Full documentation: See optimization.md section on Testing.

7. Optimization with Teleprompters

Automatically improve prompts and modules using optimization techniques.

MIPROv2 optimization:

import dspy
from dspy.teleprompt import MIPROv2

# Define evaluation metric
def accuracy_metric(example, pred, trace=None):
    return example.category == pred.category

# Prepare training data
trainset = [
    dspy.Example(
        email_subject="Can't log in",
        email_body="Password reset not working",
        category="Technical"
    ).with_inputs("email_subject", "email_body"),
    # More examples...
]

# Run optimization
optimizer = MIPROv2(
    metric=accuracy_metric,
    num_candidates=10,
    init_temperature=0.7
)

optimized_module = optimizer.compile(
    EmailProcessor(),
    trainset=trainset,
    max_bootstrapped_demos=3,
    max_labeled_demos=5
)

# Save optimized module
optimized_module.save("optimized_classifier.json")

BootstrapFewShot (simpler, faster):

from dspy.teleprompt import BootstrapFewShot

optimizer = BootstrapFewShot(
    metric=accuracy_metric,
    max_bootstrapped_demos=4
)

optimized = optimizer.compile(
    EmailProcessor(),
    trainset=trainset
)

Full documentation: See optimization.md section on Teleprompters.

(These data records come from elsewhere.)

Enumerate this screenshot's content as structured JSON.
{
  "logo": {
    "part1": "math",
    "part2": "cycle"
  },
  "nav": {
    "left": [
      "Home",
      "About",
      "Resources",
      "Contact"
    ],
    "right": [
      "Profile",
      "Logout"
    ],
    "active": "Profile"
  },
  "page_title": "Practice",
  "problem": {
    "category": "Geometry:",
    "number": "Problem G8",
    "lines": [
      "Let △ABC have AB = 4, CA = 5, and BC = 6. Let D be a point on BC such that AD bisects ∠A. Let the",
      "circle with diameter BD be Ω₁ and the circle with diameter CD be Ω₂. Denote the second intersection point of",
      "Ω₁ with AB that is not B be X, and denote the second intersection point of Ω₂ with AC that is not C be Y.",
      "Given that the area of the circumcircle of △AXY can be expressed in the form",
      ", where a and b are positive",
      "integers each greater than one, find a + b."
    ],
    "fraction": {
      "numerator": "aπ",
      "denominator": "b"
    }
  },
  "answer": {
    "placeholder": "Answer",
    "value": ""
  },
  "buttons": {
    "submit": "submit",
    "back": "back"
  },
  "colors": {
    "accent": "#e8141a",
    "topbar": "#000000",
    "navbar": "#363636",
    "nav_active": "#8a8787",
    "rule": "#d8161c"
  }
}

8. Caching and Performance

Optimize performance with built-in caching.

Enable caching:

import dspy

# Enable global caching
dspy.configure(
    lm=lm,
    cache=True  # Uses SQLite by default
)

# Or with custom cache directory
dspy.configure(
    lm=lm,
    cache_dir="/path/to/cache"
)

Cache control:

# Clear cache
dspy.cache.clear()

# Disable cache for specific call
with dspy.settings.context(cache=False):
    result = module(input="data")

Full documentation: See optimization.md section on Caching.

Quick Start Workflow

For New Projects

  1. Install DSPy:
pip install dspy-ai
  1. Configure LLM provider (see config-template.py):
import dspy
import os

lm = dspy.LM('openai/gpt-4o-mini', api_key=os.environ['OPENAI_API_KEY'])
dspy.configure(lm=lm)
  1. Create a signature (see signature-template.py):
class MySignature(dspy.Signature):
    """Clear description of task."""

    input_field: str = dspy.InputField(desc="Description")
    output_field: str = dspy.OutputField(desc="Description")
  1. Create a module (see module-template.py):
class MyModule(dspy.Module):
    def __init__(self):
        super().__init__()
        self.predictor = dspy.Predict(MySignature)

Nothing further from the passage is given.